The 13 new courses include 21st Century Skills, to be co-taught by Ken Kay, a business leader who is former president of the Partnership for 21st Century Skills; Assessment and the Common Core State Standards; Differentiation and the Brain; Elementary Reading Intervention Strategies; Formative Assessment and Standards-Based Grading; Motivating and Engaging Students; and Using Web 2.0 in Teaching & Instruction.
Six additional courses will be completed by the end of 2011, with 12 more scheduled to launch in spring 2012, KDS says.
Another provider of online staff development is Sublime Learning, which provides what it calls eTeachables: a series of three- to five-minute narrated video tutorials that model effective teaching and learning strategies. Each eTeachable module includes customizable templates for putting these strategies to use with hundreds of K-8 lessons. The idea is to offer timely, simple professional development tools that focus on integrating technology into instruction and reaching all learning styles, the company says—including visual, auditory, and kinesthetic.

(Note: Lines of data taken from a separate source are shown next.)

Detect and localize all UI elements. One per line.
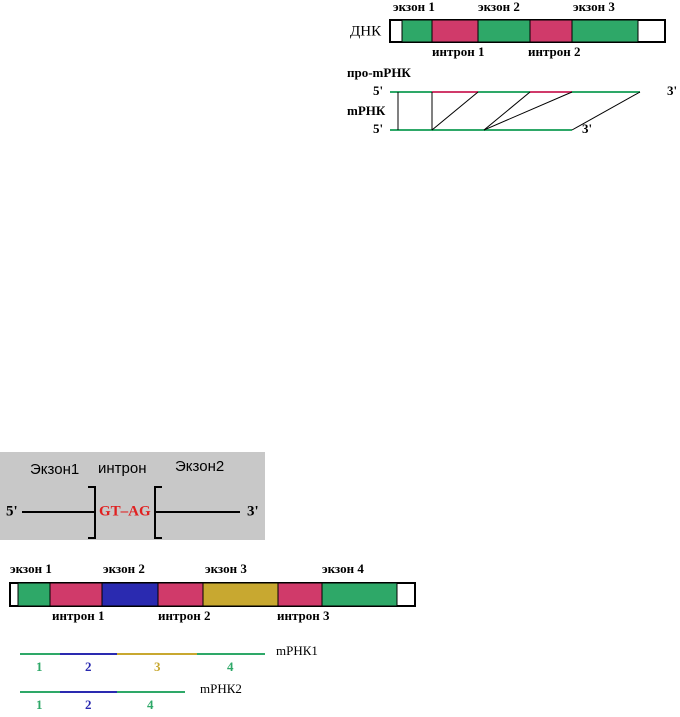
dna-label: ДНК [350,23,382,39]
bracket [88,486,96,539]
intron-label: интрон [98,460,147,477]
exon [401,19,433,43]
exon [321,582,398,607]
end-label: 3' [582,121,592,136]
intron-label: интрон 2 [528,44,581,59]
exon [17,582,51,607]
end-label: 5' [6,503,18,519]
segment-number: 4 [227,659,234,674]
exon-label: экзон 3 [573,0,615,14]
exon-label: Экзон2 [175,458,224,475]
segment-number: 3 [154,659,161,674]
alternative-splicing: экзон 1 экзон 2 экзон 3 экзон 4 интрон 1… [9,561,416,712]
segment-number: 1 [36,697,43,712]
mrna-label: mРНК [347,103,386,118]
intron-label: интрон 3 [277,608,330,623]
segment-number: 2 [85,659,92,674]
intron [431,19,479,43]
pre-mrna-label: про-mРНК [347,65,411,80]
exon-label: экзон 4 [322,561,364,576]
end-label: 3' [667,83,677,98]
exon-label: экзон 1 [10,561,52,576]
connectors [397,91,641,131]
splice-sites: GT–AG [99,503,151,519]
mrna-label: mРНК1 [276,643,318,658]
intron-label: интрон 1 [52,608,105,623]
end-label: 3' [247,503,259,519]
exon-label: Экзон1 [30,461,79,478]
splice-diagram: Экзон1 интрон Экзон2 5' GT–AG 3' [0,452,265,540]
intron [49,582,103,607]
top-diagram: экзон 1 экзон 2 экзон 3 ДНК интрон 1 инт… [347,0,677,136]
end-label: 5' [373,83,383,98]
exon-label: экзон 3 [205,561,247,576]
exon-label: экзон 2 [103,561,145,576]
segment-number: 4 [147,697,154,712]
exon [202,582,279,607]
mrna-label: mРНК2 [200,681,242,696]
exon-label: экзон 1 [393,0,435,14]
exon [101,582,159,607]
exon-label: экзон 2 [478,0,520,14]
exon [477,19,531,43]
panel [0,452,265,540]
intron-label: интрон 1 [432,44,485,59]
segment-number: 1 [36,659,43,674]
intron [529,19,573,43]
intron [157,582,204,607]
intron [277,582,323,607]
end-label: 5' [373,121,383,136]
segment-number: 2 [85,697,92,712]
intron-label: интрон 2 [158,608,211,623]
exon [571,19,639,43]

Sublime Learning recently announced its newest eTeachables library, called Inquiry-Based Learning for Interactive Whiteboards. The state of Virginia will be the first to implement this new product in a statewide pilot for the 2011-12 school year.
“We believe that teachers want to use technology to support higher‐level thinking and problem‐ and project‐based learning in their classrooms. Our InquiryBased Learning for Interactive Whiteboards eTeachables library allows districts to better use the interactive whiteboard technology they already own before making additional purchases,” said Kendra Grant, co‐founder of Sublime Learning, in a press release.
The Alabama-based data management company STI has launched a new face-to-face professional development offering. Called i21 Zone, the service is highly customized and focuses on the effective use of technology in instruction.
STI consultants will spend a few days within a school or district, observing classes and assessing needs based on the school’s or district’s current ed-tech inventory and usage. Then, they work with instructors to pass along strategies for improvement. This cycle of assess, teach, and observe typically takes about five to seven days in all, STI says, and is priced per day. The first i21 Zone customer is Alabama’s Tuscaloosa County.